I have been playing with Symbian OS S60 recently. It has been a while since I did. And this exercise has reminded me that the Symbian OS is pretty neat and well thought. Symbian OS is a C++ / Object Oriented OS from the “ground up”. Its programming model is obviously OO using C++, and is MVC-oriented, with good memory management practices.
Symbian OS has its idiosyncrasies such as the use of descriptors for strings and buffers, programming structure (MVC, Cleanup Stack, Two-phase construction, Leaves, Active Objects) and naming conventions that new developers will find “different”. From the UI perspective, depending on the vendor Nokia vs. Sony Ericsson who both use Symbian OS, there is the Series 60 (or Series 80), or UIQ UI APIs respectively, and both UI APIs follow similar OO programming model.

The current version of S60 SDK is Second Edition, Feature Pack 3, with the Third Edition
coming soon. You can find the S60 SDK here. And the S60 CodeWarrior IDE here.

You can read more about UIQ here. And about S60 here.

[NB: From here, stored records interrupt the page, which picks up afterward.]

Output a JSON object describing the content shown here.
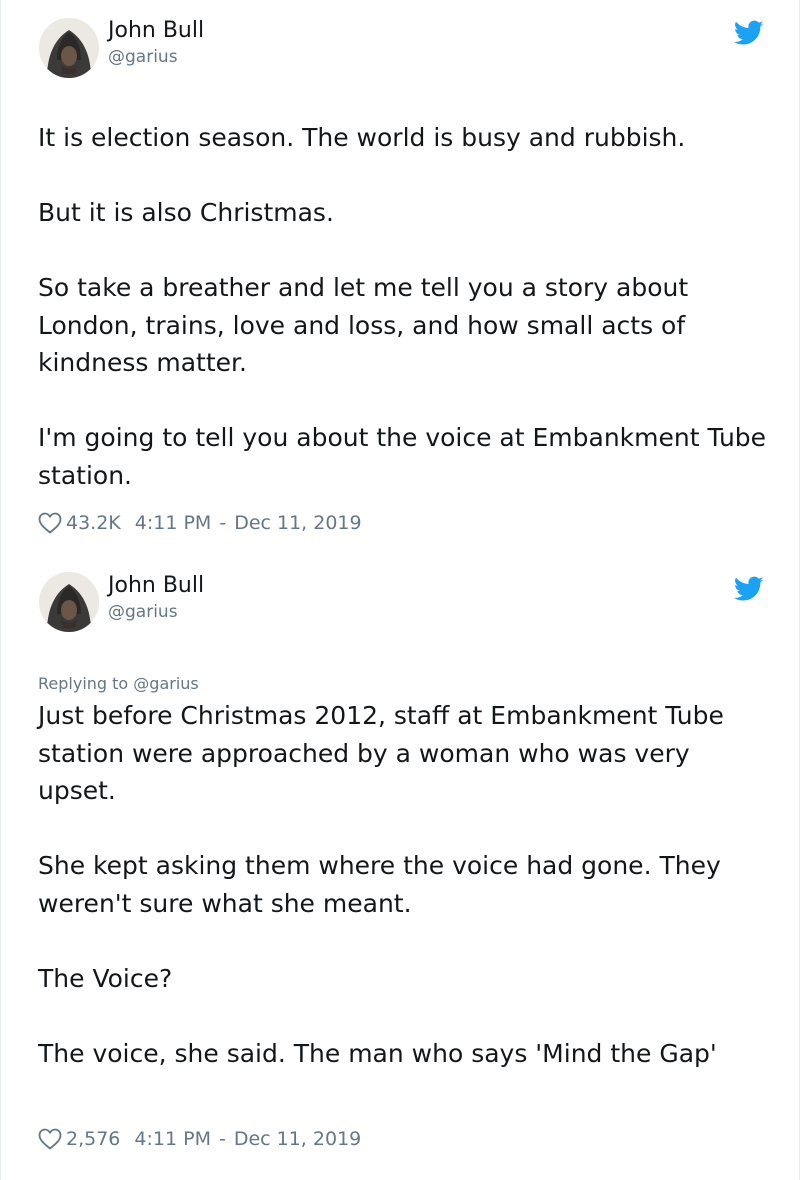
{
  "tweets": [
    {
      "author": {
        "name": "John Bull",
        "handle": "@garius",
        "avatar_icon": "hooded-figure-avatar"
      },
      "paragraphs": [
        "It is election season. The world is busy and rubbish.",
        "But it is also Christmas.",
        "So take a breather and let me tell you a story about London, trains, love and loss, and how small acts of kindness matter.",
        "I'm going to tell you about the voice at Embankment Tube station."
      ],
      "likes": "43.2K",
      "time": "4:11 PM",
      "date": "Dec 11, 2019"
    },
    {
      "author": {
        "name": "John Bull",
        "handle": "@garius",
        "avatar_icon": "hooded-figure-avatar"
      },
      "replying_label": "Replying to",
      "replying_handle": "@garius",
      "paragraphs": [
        "Just before Christmas 2012, staff at Embankment Tube station were approached by a woman who was very upset.",
        "She kept asking them where the voice had gone. They weren't sure what she meant.",
        "The Voice?",
        "The voice, she said. The man who says 'Mind the Gap'"
      ],
      "likes": "2,576",
      "time": "4:11 PM",
      "date": "Dec 11, 2019"
    }
  ],
  "meta_separator": "-",
  "icons": {
    "bird": "twitter-bird-icon",
    "heart": "heart-outline-icon"
  },
  "colors": {
    "twitter_blue": "#1da1f2",
    "text": "#14171a",
    "muted": "#657786"
  }
}
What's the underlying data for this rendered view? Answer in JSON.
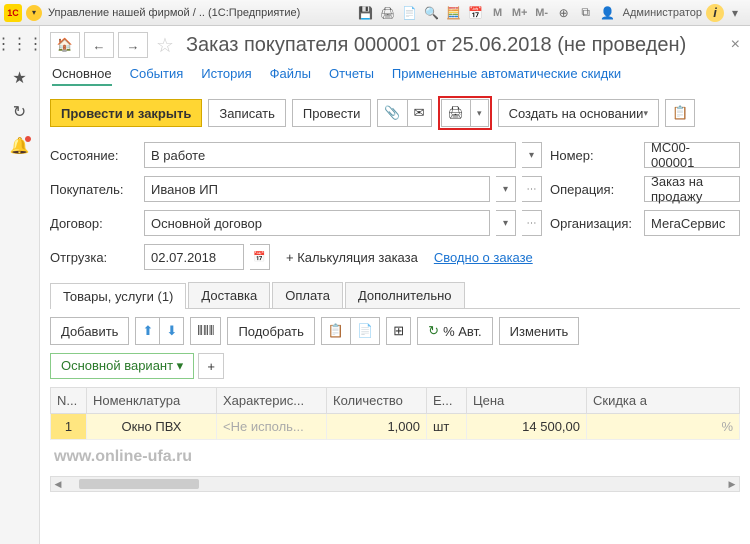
{
  "titlebar": {
    "logo": "1С",
    "title": "Управление нашей фирмой / .. (1С:Предприятие)",
    "m": "M",
    "mplus": "M+",
    "mminus": "M-",
    "user_icon": "👤",
    "user": "Администратор",
    "info": "i"
  },
  "page": {
    "title": "Заказ покупателя 000001 от 25.06.2018 (не проведен)"
  },
  "link_tabs": {
    "main": "Основное",
    "events": "События",
    "history": "История",
    "files": "Файлы",
    "reports": "Отчеты",
    "discounts": "Примененные автоматические скидки"
  },
  "toolbar": {
    "post_close": "Провести и закрыть",
    "save": "Записать",
    "post": "Провести",
    "create_based": "Создать на основании"
  },
  "form": {
    "state_lbl": "Состояние:",
    "state_val": "В работе",
    "number_lbl": "Номер:",
    "number_val": "МС00-000001",
    "buyer_lbl": "Покупатель:",
    "buyer_val": "Иванов ИП",
    "operation_lbl": "Операция:",
    "operation_val": "Заказ на продажу",
    "contract_lbl": "Договор:",
    "contract_val": "Основной договор",
    "org_lbl": "Организация:",
    "org_val": "МегаСервис",
    "ship_lbl": "Отгрузка:",
    "ship_val": "02.07.2018",
    "calc": "+ Калькуляция заказа",
    "summary": "Сводно о заказе"
  },
  "sub_tabs": {
    "goods": "Товары, услуги (1)",
    "delivery": "Доставка",
    "payment": "Оплата",
    "extra": "Дополнительно"
  },
  "grid_tb": {
    "add": "Добавить",
    "pick": "Подобрать",
    "auto_pct": "% Авт.",
    "change": "Изменить",
    "variant": "Основной вариант",
    "plus": "+"
  },
  "grid": {
    "headers": {
      "n": "N...",
      "nom": "Номенклатура",
      "char": "Характерис...",
      "qty": "Количество",
      "unit": "Е...",
      "price": "Цена",
      "disc": "Скидка а"
    },
    "rows": [
      {
        "n": "1",
        "nom": "Окно ПВХ",
        "char": "<Не исполь...",
        "qty": "1,000",
        "unit": "шт",
        "price": "14 500,00",
        "disc": "%"
      }
    ]
  },
  "watermark": "www.online-ufa.ru"
}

Now, I have to say that as the Java ME platform continues to mature, the decision to go and develop in native C++ vs. Java becomes more difficult — just check out S60 a Java ME platform on Steroids. While the Symbian OS (S60, etc & UIQ) platform/native API is (currently) ahead in functionality to the Java ME platform/API, for example in the UI API itself, communication, storage, browser and other APIs, again, the decision of Java vs. Symbian will become harder and harder over time, especially when considering portability across handsets. In any case if you are targeting Symbian OS handsets, it is good that you learn and understand the native platform as it will allow you to create feature-rich Symbian OS-specific applications.